Field Notes/Video

How will AI impact the jobs market?

AI's effect on employment is real and uneven, with entry-level roles already shrinking while new opportunities remain hard to see.

Overview

A panel of business operators, technologists, a politician, and recent graduates debate whether AI will cause net job losses or simply shift the kinds of work humans do. The conversation covers concrete data on declining entry-level hiring, the macro risk of gutting consumer purchasing power, and the policy challenge of keeping AI value inside the UK economy rather than exporting it to US tech giants.

Key takeaways

A 16% drop in entry-level jobs and 28% fall in graduate roles signal a real and present disruption, not a future one.

Firms saving costs by cutting staff collectively destroy consumer purchasing power, undermining the very demand that sustains their revenues.

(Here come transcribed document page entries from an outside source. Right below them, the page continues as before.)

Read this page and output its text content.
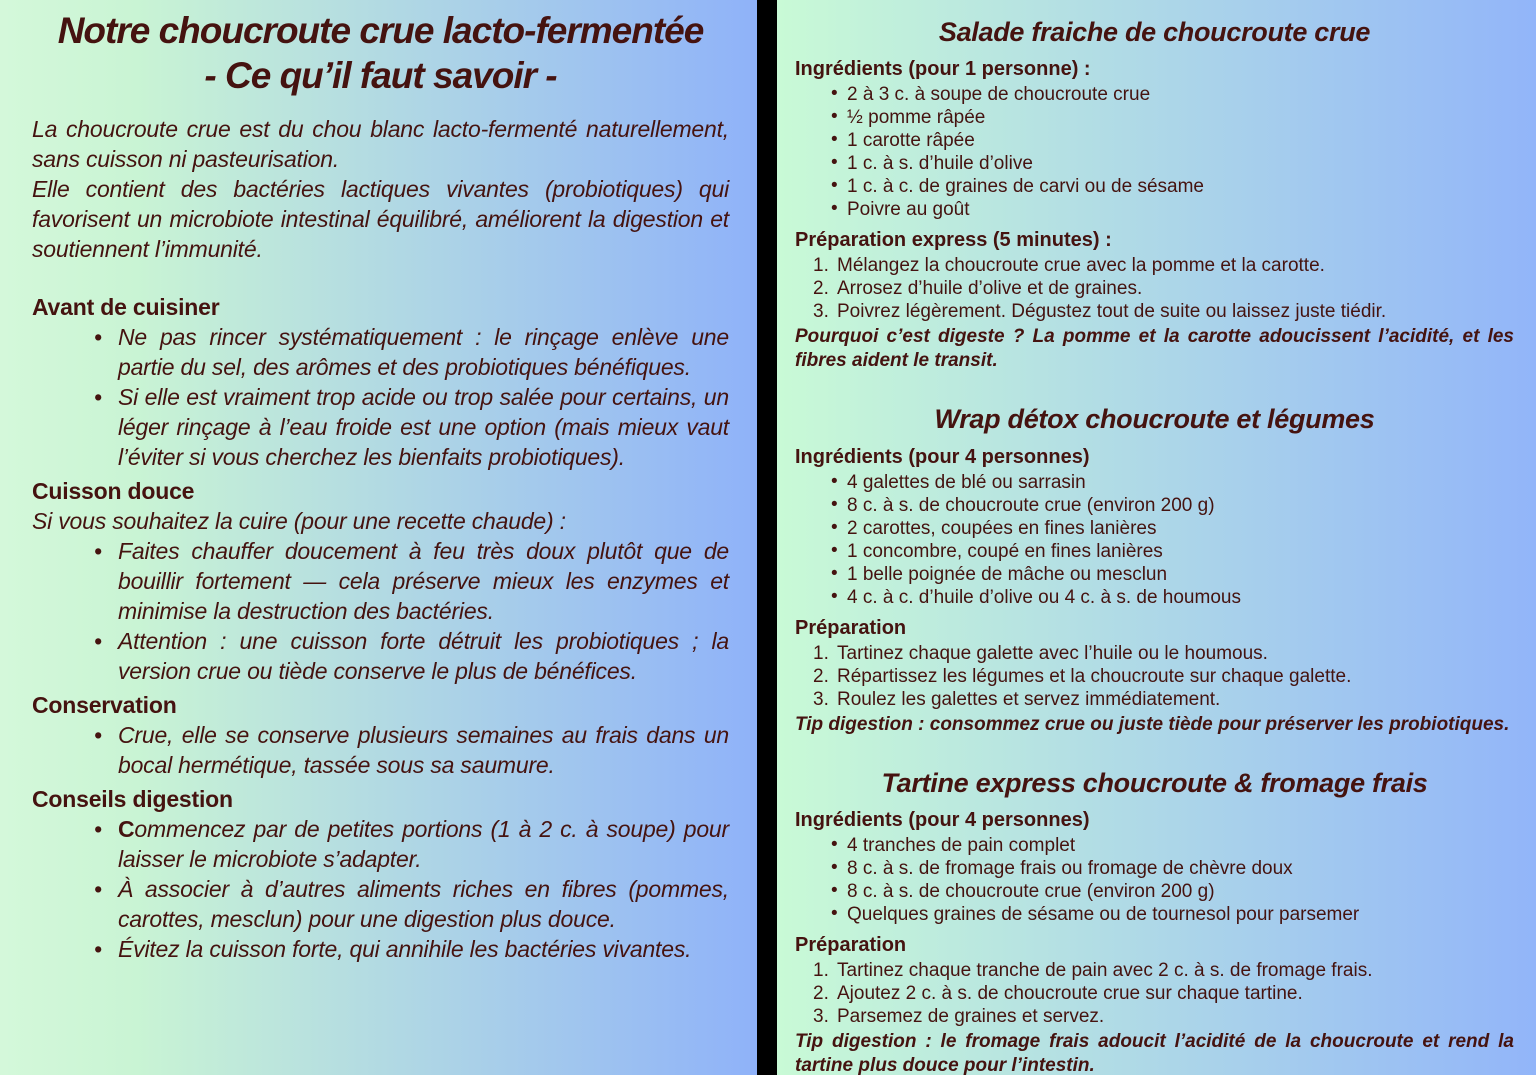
Notre choucroute crue lacto-fermentée
- Ce qu’il faut savoir -

La choucroute crue est du chou blanc lacto-fermenté naturellement, sans cuisson ni pasteurisation.

Elle contient des bactéries lactiques vivantes (probiotiques) qui favorisent un microbiote intestinal équilibré, améliorent la digestion et soutiennent l’immunité.

Avant de cuisiner
• Ne pas rincer systématiquement : le rinçage enlève une partie du sel, des arômes et des probiotiques bénéfiques.
• Si elle est vraiment trop acide ou trop salée pour certains, un léger rinçage à l’eau froide est une option (mais mieux vaut l’éviter si vous cherchez les bienfaits probiotiques).
Cuisson douce

Si vous souhaitez la cuire (pour une recette chaude) :

• Faites chauffer doucement à feu très doux plutôt que de bouillir fortement — cela préserve mieux les enzymes et minimise la destruction des bactéries.
• Attention : une cuisson forte détruit les probiotiques ; la version crue ou tiède conserve le plus de bénéfices.
Conservation
• Crue, elle se conserve plusieurs semaines au frais dans un bocal hermétique, tassée sous sa saumure.
Conseils digestion
• Commencez par de petites portions (1 à 2 c. à soupe) pour laisser le microbiote s’adapter.
• À associer à d’autres aliments riches en fibres (pommes, carottes, mesclun) pour une digestion plus douce.
• Évitez la cuisson forte, qui annihile les bactéries vivantes.
Salade fraiche de choucroute crue
Ingrédients (pour 1 personne) :
• 2 à 3 c. à soupe de choucroute crue
• ½ pomme râpée
• 1 carotte râpée
• 1 c. à s. d’huile d’olive
• 1 c. à c. de graines de carvi ou de sésame
• Poivre au goût
Préparation express (5 minutes) :
Mélangez la choucroute crue avec la pomme et la carotte.
Arrosez d’huile d’olive et de graines.
Poivrez légèrement. Dégustez tout de suite ou laissez juste tiédir.

Pourquoi c’est digeste ? La pomme et la carotte adoucissent l’acidité, et les fibres aident le transit.

Wrap détox choucroute et légumes
Ingrédients (pour 4 personnes)
• 4 galettes de blé ou sarrasin
• 8 c. à s. de choucroute crue (environ 200 g)
• 2 carottes, coupées en fines lanières
• 1 concombre, coupé en fines lanières
• 1 belle poignée de mâche ou mesclun
• 4 c. à c. d’huile d’olive ou 4 c. à s. de houmous
Préparation
Tartinez chaque galette avec l’huile ou le houmous.
Répartissez les légumes et la choucroute sur chaque galette.
Roulez les galettes et servez immédiatement.

Tip digestion : consommez crue ou juste tiède pour préserver les probiotiques.

Tartine express choucroute & fromage frais
Ingrédients (pour 4 personnes)
• 4 tranches de pain complet
• 8 c. à s. de fromage frais ou fromage de chèvre doux
• 8 c. à s. de choucroute crue (environ 200 g)
• Quelques graines de sésame ou de tournesol pour parsemer
Préparation
Tartinez chaque tranche de pain avec 2 c. à s. de fromage frais.
Ajoutez 2 c. à s. de choucroute crue sur chaque tartine.
Parsemez de graines et servez.

Tip digestion : le fromage frais adoucit l’acidité de la choucroute et rend la tartine plus douce pour l’intestin.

AI differs from past tools because it can replace the worker entirely, not just augment them, as the self-driving car replaces the driver.

Routine jobs being displaced are the same jobs that build foundational competence, leaving future workers unable to critique AI outputs.

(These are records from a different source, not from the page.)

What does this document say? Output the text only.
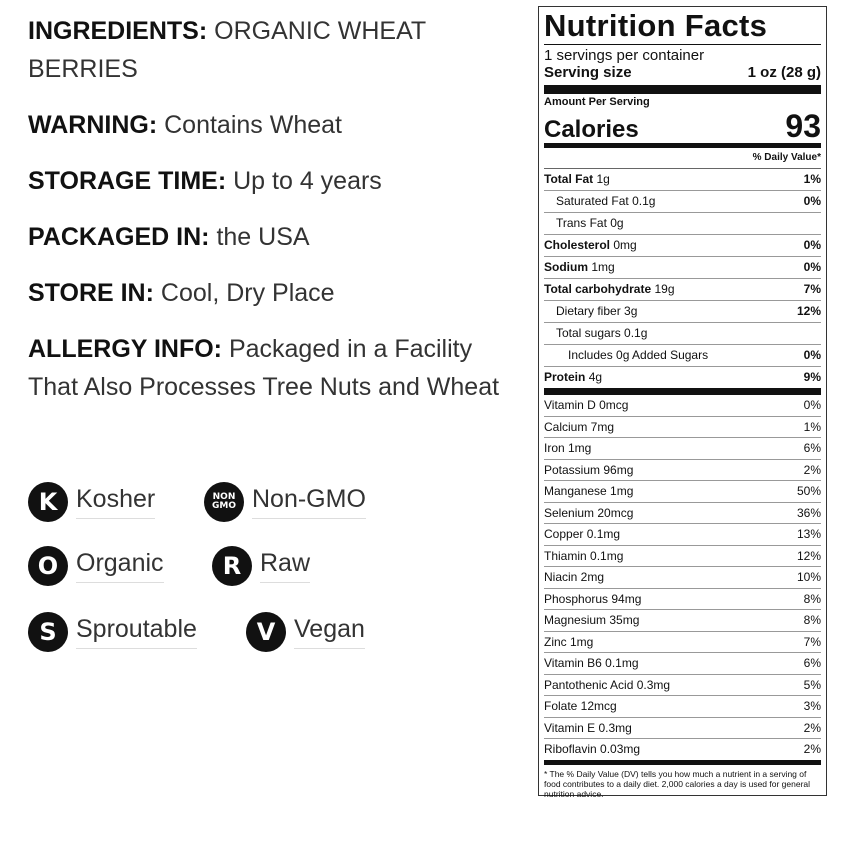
INGREDIENTS: ORGANIC WHEAT BERRIES

WARNING: Contains Wheat

STORAGE TIME: Up to 4 years

PACKAGED IN: the USA

STORE IN: Cool, Dry Place

ALLERGY INFO: Packaged in a Facility That Also Processes Tree Nuts and Wheat

K Kosher	NON GMO Non-GMO
O Organic	R Raw
S Sproutable	V Vegan
Nutrition Facts
1 servings per container
Serving size	1 oz (28 g)
Amount Per Serving
Calories	93
% Daily Value*
Total Fat 1g	1%
Saturated Fat 0.1g	0%
Trans Fat 0g
Cholesterol 0mg	0%
Sodium 1mg	0%
Total carbohydrate 19g	7%
Dietary fiber 3g	12%
Total sugars 0.1g
Includes 0g Added Sugars	0%
Protein 4g	9%
Vitamin D 0mcg	0%
Calcium 7mg	1%
Iron 1mg	6%
Potassium 96mg	2%
Manganese 1mg	50%
Selenium 20mcg	36%
Copper 0.1mg	13%
Thiamin 0.1mg	12%
Niacin 2mg	10%
Phosphorus 94mg	8%
Magnesium 35mg	8%
Zinc 1mg	7%
Vitamin B6 0.1mg	6%
Pantothenic Acid 0.3mg	5%
Folate 12mcg	3%
Vitamin E 0.3mg	2%
Riboflavin 0.03mg	2%
* The % Daily Value (DV) tells you how much a nutrient in a serving of food contributes to a daily diet. 2,000 calories a day is used for general nutrition advice.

Nations that outsource AI development to foreign companies export the associated jobs and wealth, compounding domestic employment risk.

Worth quoting

"Some sectors will see 20 to 30% unemployment — unheard of numbers really — but that's not a challenge of AI, that's a challenge of a choice of the capitalists who run businesses."

"What has been very scarce — software development, numerical jobs, analytical jobs — that will be much easier to do with technology, and I think the value of human relations and human connection is going to go up very significantly."

"You're outsourcing AI to other economies instead of building stuff within your economy that can create more jobs — you're basically giving it all away across the Atlantic, and that's a massive risk."